Former immigration minister Beverley Hughes, who resigned when details of the scandal first emerged, had "acted entirely honourably", Mr Woolas said. The correspondence from March 2003 appeared to suggest she knew of the policy and approved it. An email from a senior official read: "We are still in a situation where some risks have to be taken, and staff should feel that if they are encouraged to take risks they will be supported when something does go wrong."

A reply sent by Ms Hughes's office three days later said that the minister had "seen and noted" the submission. Mr Grayling told the Commons the story added further weight to claims by a former speechwriter, Andrew Neather, that Labour had tried to deliberately engineer mass migration.

He said: "More and more evidence is now emerging to suggest that the Government broke Freedom of Information laws and tried to cover up a deliberate change of policy designed to encourage much higher levels of immigration - very probably for party political purposes. It is now clear that this is a Government that has set out to deliberately deceive the British people and a Government that has proved utterly incapable of telling the truth about its policies on immigration."

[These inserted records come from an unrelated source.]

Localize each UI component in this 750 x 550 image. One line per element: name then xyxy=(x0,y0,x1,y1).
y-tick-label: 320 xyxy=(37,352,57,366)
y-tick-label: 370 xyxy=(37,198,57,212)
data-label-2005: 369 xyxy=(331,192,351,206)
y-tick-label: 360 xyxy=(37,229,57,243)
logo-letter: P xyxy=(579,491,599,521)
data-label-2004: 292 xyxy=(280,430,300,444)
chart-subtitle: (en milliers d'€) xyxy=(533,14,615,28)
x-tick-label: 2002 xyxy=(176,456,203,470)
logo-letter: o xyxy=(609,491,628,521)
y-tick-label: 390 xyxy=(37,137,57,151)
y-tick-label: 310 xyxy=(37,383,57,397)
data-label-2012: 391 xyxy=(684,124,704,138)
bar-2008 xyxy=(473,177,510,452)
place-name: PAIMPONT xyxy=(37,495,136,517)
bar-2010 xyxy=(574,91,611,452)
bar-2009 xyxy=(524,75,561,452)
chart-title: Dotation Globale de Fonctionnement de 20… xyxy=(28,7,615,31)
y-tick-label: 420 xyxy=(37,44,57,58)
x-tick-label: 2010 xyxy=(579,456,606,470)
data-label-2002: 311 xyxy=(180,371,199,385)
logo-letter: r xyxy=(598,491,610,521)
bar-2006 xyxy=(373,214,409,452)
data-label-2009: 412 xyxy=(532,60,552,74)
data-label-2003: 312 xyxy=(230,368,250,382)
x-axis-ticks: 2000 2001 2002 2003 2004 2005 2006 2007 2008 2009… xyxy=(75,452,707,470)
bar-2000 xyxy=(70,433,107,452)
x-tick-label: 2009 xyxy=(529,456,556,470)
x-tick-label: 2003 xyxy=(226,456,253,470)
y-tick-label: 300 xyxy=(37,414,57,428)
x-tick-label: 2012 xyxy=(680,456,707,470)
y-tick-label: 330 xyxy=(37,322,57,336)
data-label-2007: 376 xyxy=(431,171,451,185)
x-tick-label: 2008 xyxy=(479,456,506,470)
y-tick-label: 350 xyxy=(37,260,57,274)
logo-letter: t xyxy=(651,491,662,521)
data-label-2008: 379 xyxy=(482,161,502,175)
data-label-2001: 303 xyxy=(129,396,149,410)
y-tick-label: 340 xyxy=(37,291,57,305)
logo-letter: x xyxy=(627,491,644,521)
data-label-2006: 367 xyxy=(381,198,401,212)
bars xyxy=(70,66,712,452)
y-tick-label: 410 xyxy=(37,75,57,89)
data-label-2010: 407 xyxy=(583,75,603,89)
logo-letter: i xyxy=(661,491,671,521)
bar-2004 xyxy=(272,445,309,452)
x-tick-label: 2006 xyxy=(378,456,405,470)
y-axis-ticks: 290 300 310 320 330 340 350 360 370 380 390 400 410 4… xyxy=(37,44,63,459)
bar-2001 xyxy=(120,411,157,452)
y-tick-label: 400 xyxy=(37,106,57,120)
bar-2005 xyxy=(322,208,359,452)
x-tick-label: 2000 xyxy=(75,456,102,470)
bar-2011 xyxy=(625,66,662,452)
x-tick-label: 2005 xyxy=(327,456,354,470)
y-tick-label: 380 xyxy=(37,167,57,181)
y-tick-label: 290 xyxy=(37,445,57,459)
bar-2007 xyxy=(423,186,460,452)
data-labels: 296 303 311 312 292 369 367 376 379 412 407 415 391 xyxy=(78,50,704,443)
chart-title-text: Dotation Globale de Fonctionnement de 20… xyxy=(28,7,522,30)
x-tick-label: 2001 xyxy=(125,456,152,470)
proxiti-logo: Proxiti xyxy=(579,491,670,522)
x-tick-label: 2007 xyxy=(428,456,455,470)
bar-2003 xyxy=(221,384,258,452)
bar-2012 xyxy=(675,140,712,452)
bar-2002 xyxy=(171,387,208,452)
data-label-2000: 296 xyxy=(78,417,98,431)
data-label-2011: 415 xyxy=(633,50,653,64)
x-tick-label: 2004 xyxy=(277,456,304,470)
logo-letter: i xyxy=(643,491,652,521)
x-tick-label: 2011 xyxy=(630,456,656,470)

As the row blew up in Parliament Home Secretary Alan Johnson called for a full debate on immigration. He said a discussion involving the "moderate majority" would help tackle the threat from the BNP. Mr Johnson said: "Let's not have a debate as if, on the one hand, there's an argument for an open door policy and on the other hand the argument is to close the door completely. No-one in mainstream politics is arguing for any of those alternatives."